Hi all,
as stated in the topic i’m interested in find a way to use code_saturne as a cfd topological optimizer. If you search something on youtube there are some solutions made by commercial software. It could be interesting for applications such designing pipes and collectors. Similar on what is possible to do in FEM software for TO in SIMP algorithms, where the density is function of the material stresses, i would try to set a user density function of the local velocity module. Is it possible to do something similar in CS ? Or do you have any other idea capable to perform TO in CFD with CS ?
I am not too familiar with they way you compute a density function, but you should be able do to just about anything in the cs_user_extra_operations function, which is called at the end of every time step.
As to how you drive the optimization process itself, I assume you need to drive a succession of computations. The built-in autovnv framework might be sufficient for this. Otherwise, SALOME has some features for parametric studies, or you can roll your own scripts, depending on what fits best.
Hi Yvan,
after some studying about the principles of topological optimization, now i’m a little bit more conscious of what I should do. My goal is to maximize the heat transfer at the wall in a water cooling circuit defining the best flux shape. According to theory, in first instance, i should increase the overall turbulence inside my channel to increase the thermal exchange between fluid layers.

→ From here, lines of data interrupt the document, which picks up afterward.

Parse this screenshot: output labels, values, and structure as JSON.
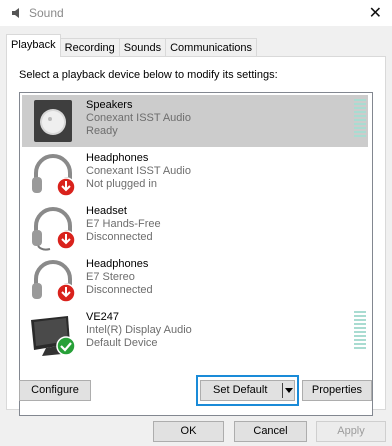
{
  "window": {
    "title": "Sound"
  },
  "tabs": [
    {
      "label": "Playback",
      "active": true
    },
    {
      "label": "Recording",
      "active": false
    },
    {
      "label": "Sounds",
      "active": false
    },
    {
      "label": "Communications",
      "active": false
    }
  ],
  "instruction": "Select a playback device below to modify its settings:",
  "devices": [
    {
      "name": "Speakers",
      "line2": "Conexant ISST Audio",
      "status": "Ready",
      "icon": "speaker-icon",
      "selected": true
    },
    {
      "name": "Headphones",
      "line2": "Conexant ISST Audio",
      "status": "Not plugged in",
      "icon": "headphones-icon",
      "badge": "down-arrow-badge"
    },
    {
      "name": "Headset",
      "line2": "E7 Hands-Free",
      "status": "Disconnected",
      "icon": "headset-icon",
      "badge": "down-arrow-badge"
    },
    {
      "name": "Headphones",
      "line2": "E7 Stereo",
      "status": "Disconnected",
      "icon": "headphones-icon",
      "badge": "down-arrow-badge"
    },
    {
      "name": "VE247",
      "line2": "Intel(R) Display Audio",
      "status": "Default Device",
      "icon": "monitor-icon",
      "badge": "checkmark-badge"
    }
  ],
  "buttons": {
    "configure": "Configure",
    "set_default": "Set Default",
    "properties": "Properties",
    "ok": "OK",
    "cancel": "Cancel",
    "apply": "Apply"
  },
  "colors": {
    "selected_row": "#cccccc",
    "focus": "#1a8bd8",
    "meter": "#a9dcd1",
    "badge_red": "#d9221c",
    "badge_green": "#27a038"
  }
}
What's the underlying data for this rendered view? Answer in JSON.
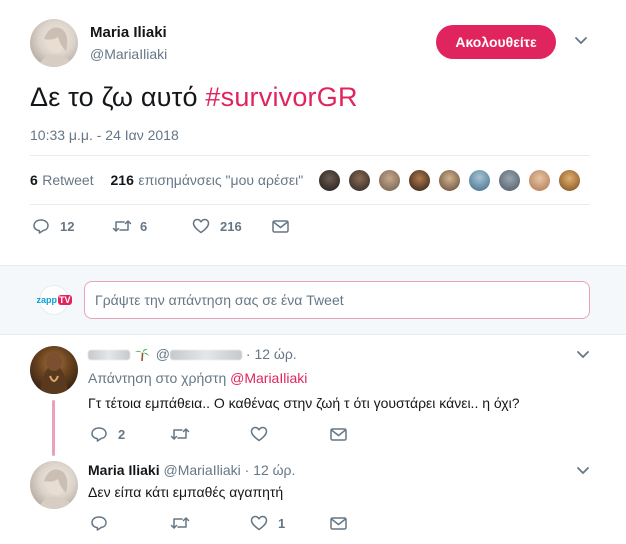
{
  "tweet": {
    "author_name": "Maria Iliaki",
    "author_handle": "@MariaIliaki",
    "follow_label": "Ακολουθείτε",
    "text_plain": "Δε το ζω αυτό ",
    "text_hashtag": "#survivorGR",
    "timestamp": "10:33 μ.μ. - 24 Ιαν 2018",
    "retweet_count": "6",
    "retweet_label": "Retweet",
    "like_count": "216",
    "like_label": "επισημάνσεις \"μου αρέσει\"",
    "actions": {
      "reply_count": "12",
      "retweet_count": "6",
      "like_count": "216"
    }
  },
  "reply_composer": {
    "badge_text_a": "zapp",
    "badge_text_b": "TV",
    "placeholder": "Γράψτε την απάντηση σας σε ένα Tweet"
  },
  "replies": [
    {
      "time": "· 12 ώρ.",
      "replying_prefix": "Απάντηση στο χρήστη",
      "replying_to": "@MariaIliaki",
      "text": "Γτ τέτοια εμπάθεια.. Ο καθένας στην ζωή τ ότι γουστάρει κάνει.. η όχι?",
      "reply_count": "2",
      "retweet_count": "",
      "like_count": ""
    },
    {
      "author_name": "Maria Iliaki",
      "author_handle": "@MariaIliaki",
      "time": "· 12 ώρ.",
      "text": "Δεν είπα κάτι εμπαθές αγαπητή",
      "reply_count": "",
      "retweet_count": "",
      "like_count": "1"
    }
  ],
  "colors": {
    "accent": "#e0245e",
    "muted_text": "#657786",
    "divider": "#e6ecf0",
    "composer_bg": "#f5f8fa"
  },
  "icons": [
    "chevron-down-icon",
    "reply-icon",
    "retweet-icon",
    "like-icon",
    "message-icon",
    "palm-tree-icon"
  ]
}
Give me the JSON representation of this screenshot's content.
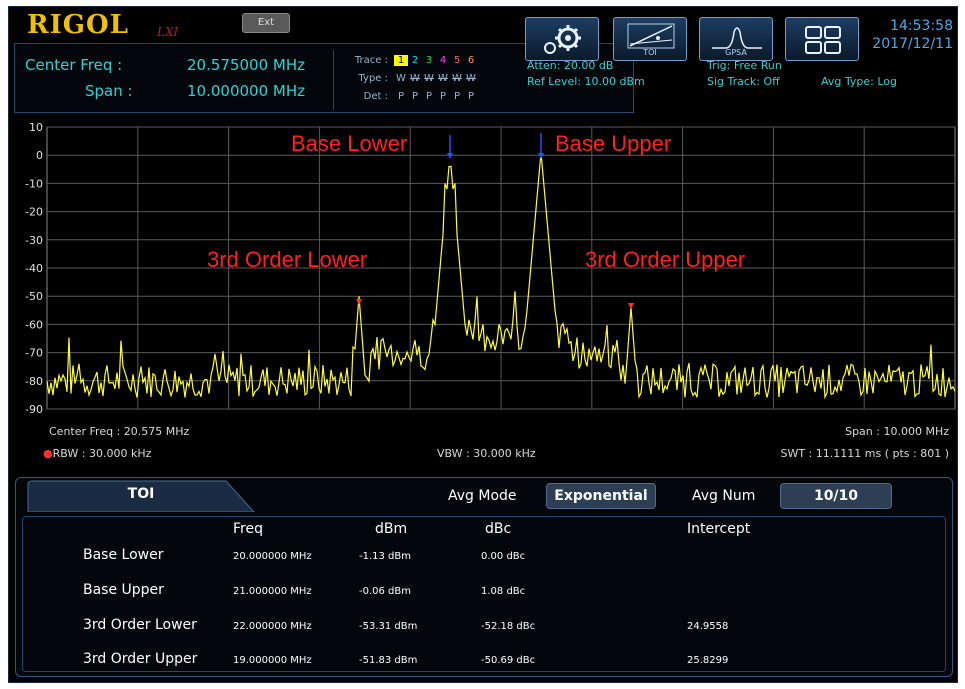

This means that i should maximise “k” of my k-omega model inside my domain. In order to do that i should “penalise”, after a computation, the cells where lower is the k value. Penalise means that i should sediment such small k fluid domain, considering such regions as solid.
I’m thinking of raising the viscosity to quasi-solid values and to have a thermal conductivity similar to the wall material. Next to this another computation should be made where only the remaining fluid domain (water viscosity) will be solved; then again the penalisation step and so on until i’ll find a good and homogenenus heat exchange at my wall. computation → penalisation → computation → penalisation … and the ratio fluid domain/overall volume will be (in example) 1 → 0,96 → 0,92 → … → 0,5
For what i know about Code_saturne i suppose this is quite feasible, however i’m low skilled in coding. I.e. i should:
at the end of every computation: load the entire k-distribution among the cells (i suppose as an array), find the max, min and average k values;
set the viscosity and conductvity value of the x% lower k distribution values to solid behaviour
restart the computation with such values
re-do the loop
Any advice/ documents / related example on how to do tihis ?
This seems possible. In parallel, you need to make sure the minimum and maximum values are the global ones (so synchronize those). Most arrays such as temperature, turbulence variables, etc are accessed as “fields”. The Doxygen user documentation has quite a few examples with this.
Also, setting a “solid-like” viscosity might have some numerical effects in case of strong jumps, so you may want to increase the value progressively. You could also use head losses for a similar purpose. In any case, wall laws are only handled at walls, not at boundaries between marked cells and others, so this may limit the precision of the approach.
Hi,
following your advice i’m trying an optimization following the SIMP algorithm (esponential behaviour from max to min viscosity) instead of a BESO algorithm (0-1 viscosity).
I’m running some slow single core simulations just to test the algorithm. However i want to scale to fully parallel. As you pointed before i have to find the real maximum in the entire domain and not N local min and max.
my actual code is :
do iel = 1, ncel
if (cvar_k(iel).gt.vkmax) then
vkmax = cvar_k(iel)
endif
if (cvar_k(iel).lt.vkmin) then
vkmin = cvar_k(iel)
endif
varkmed = varkmed+cvar_k(iel)
enddo
varkmed = varkmed/ncel
Is there any tutorial on how to perform such action for the entire domain ?
Thank you in advance. I hope to show you some results in the next days.
Hi Yvan, i’m trying to further investigate what you told me about the autovnv framework to set a succession of computations. Is there any documentation to read or any example / tutorial ??
Hi all,
as you said before, the strong jumps that i impose have a very strong influence on simulation convergence and stability. Is there any theoric advice you can give me to increase code stability ? i’m already using upwind schemes with SIMPLEC.
Are you following th advice of Yvan (“…you may want to increase the value progressively”)? This will allow that the fluid flow adapt to the new viscosity distribution, avoiding strong jumps in the velocity.
Is your penalization function continuos in terms of “k”? This will give you smooth transitions.
Thank you Luciano,
for the moment i tried the easy solution : playing with head losses instead of density and increase relaxation. Avoiding storng jumps is quite difficult because of the algorithm nature, i’m using BESO that has only logic conditions ( in solid BESO top-opt it has only density = 1 or 0 ). I’m trying to find a good value of head loss coefficients to prevent fluid motion and avoiding convergence issues. There are some initial results that i would like to share with you all:
Hi, every X iterations i increase the head loss in the cells i want to penalise. During this X iterations the flow adapts and then i penalise again. Now i want to add a kind of filter to prevent “chequered” zone.